The current John Tebbutt inherited the property from an uncle in the 1960s, and set about restoring the observatories during the astronomical renaissance prior to the return of Halley’s Comet.

“He came out of retirement for Halley’s in 1910” John explains, “and worked on predicting the path for its return in 1986. By then he’d appeared on Australia’s first one hundred dollar note, and there was interest from the local council in restoring his place in our history before the Bicentenary.”

John regales the story of finding his grandfather’s Irish ‘Grubb’ equatorial telescope, which was sold after Tebbutt’s death in 1916 and ended up at an observatory in New Zealand.

“Councillor Rex Stubbs had a lot to do with getting it back here,” John remembers, “they organised to have it flown back by the RAAF in a training exercise, then trucked from Richmond Air Base out here. Exactly a century since my grandfather set the telescope up here in Windsor, it was returned.”

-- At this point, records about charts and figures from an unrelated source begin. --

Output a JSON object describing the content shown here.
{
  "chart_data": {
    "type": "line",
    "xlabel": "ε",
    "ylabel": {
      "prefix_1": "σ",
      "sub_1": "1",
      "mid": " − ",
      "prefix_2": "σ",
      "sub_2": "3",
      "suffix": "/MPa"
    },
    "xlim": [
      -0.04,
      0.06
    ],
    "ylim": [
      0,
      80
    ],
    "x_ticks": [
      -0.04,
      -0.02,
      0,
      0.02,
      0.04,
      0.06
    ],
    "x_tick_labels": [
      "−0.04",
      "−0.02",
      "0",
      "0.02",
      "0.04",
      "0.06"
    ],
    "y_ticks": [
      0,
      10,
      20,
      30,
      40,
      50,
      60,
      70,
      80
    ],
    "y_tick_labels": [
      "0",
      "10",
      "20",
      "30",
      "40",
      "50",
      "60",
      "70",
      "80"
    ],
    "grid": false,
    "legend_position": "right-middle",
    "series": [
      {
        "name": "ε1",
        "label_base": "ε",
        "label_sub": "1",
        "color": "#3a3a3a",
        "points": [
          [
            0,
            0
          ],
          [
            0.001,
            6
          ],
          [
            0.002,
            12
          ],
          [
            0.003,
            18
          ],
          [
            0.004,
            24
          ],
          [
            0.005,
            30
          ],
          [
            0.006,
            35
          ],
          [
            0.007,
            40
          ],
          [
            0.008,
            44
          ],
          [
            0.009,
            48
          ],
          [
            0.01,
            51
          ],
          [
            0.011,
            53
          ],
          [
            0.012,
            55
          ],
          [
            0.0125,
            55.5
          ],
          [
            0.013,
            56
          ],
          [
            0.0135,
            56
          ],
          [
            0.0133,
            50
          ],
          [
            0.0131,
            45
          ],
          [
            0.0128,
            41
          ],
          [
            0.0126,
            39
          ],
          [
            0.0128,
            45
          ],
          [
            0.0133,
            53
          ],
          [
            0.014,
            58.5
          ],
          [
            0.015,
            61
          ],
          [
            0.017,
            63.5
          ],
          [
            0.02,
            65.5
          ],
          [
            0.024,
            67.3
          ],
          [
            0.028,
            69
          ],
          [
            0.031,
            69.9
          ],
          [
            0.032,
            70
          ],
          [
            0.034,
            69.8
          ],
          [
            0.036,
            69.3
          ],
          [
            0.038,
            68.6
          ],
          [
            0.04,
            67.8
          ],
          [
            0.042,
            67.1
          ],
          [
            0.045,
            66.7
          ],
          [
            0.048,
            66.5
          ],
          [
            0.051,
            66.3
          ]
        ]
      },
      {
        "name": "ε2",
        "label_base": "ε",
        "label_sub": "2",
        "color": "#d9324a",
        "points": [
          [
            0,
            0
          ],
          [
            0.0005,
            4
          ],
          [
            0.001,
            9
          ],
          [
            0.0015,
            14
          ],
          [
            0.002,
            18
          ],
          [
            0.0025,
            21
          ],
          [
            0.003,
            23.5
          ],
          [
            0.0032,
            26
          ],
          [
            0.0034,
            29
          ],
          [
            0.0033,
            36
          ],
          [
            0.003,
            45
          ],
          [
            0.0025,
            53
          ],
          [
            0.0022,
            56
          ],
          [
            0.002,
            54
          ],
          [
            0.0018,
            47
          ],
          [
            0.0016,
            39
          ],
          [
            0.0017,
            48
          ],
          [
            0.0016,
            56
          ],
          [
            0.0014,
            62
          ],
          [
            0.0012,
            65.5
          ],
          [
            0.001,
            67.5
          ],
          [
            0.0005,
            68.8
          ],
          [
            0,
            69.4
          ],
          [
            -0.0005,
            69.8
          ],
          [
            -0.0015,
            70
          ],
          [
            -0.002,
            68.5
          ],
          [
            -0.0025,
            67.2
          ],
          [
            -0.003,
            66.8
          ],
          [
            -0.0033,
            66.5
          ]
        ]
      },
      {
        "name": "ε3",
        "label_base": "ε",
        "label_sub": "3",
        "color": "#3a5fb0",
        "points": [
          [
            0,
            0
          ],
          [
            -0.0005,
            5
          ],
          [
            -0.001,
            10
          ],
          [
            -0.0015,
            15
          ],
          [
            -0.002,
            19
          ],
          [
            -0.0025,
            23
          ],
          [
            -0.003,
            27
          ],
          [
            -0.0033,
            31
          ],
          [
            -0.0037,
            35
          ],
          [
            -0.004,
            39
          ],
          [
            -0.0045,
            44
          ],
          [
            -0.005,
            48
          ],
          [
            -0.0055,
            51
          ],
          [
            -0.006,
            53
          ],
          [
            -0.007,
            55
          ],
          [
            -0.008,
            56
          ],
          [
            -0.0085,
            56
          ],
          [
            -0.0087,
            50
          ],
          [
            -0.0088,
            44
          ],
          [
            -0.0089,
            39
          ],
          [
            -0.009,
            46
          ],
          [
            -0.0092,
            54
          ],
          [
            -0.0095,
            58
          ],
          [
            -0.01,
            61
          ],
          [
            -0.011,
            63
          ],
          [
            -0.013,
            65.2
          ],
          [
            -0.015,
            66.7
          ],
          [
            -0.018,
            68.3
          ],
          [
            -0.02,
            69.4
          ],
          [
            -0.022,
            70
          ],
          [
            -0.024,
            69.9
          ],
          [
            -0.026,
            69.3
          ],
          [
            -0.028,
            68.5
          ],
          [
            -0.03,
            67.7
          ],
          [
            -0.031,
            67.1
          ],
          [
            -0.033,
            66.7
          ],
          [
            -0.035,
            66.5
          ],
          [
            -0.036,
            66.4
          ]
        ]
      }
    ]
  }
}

Tebbutt’s 8-inch equatorial refractor is now housed in his third observatory, a more primitive structure now half hidden by greenery, speaking less of Greenwich-like aspirations and more about the sheer hard work observing and recording Tebbutt completed once he was able to see further into the universe (in all directions) than he had before.

“I think we came pretty close,” John says when I ask if he achieved what he set out to do with restoring the setting of his great grandfather’s life’s work.

“People who used to live here have come back for weddings or other events, and they can’t believe what it now looks like,” Angela adds.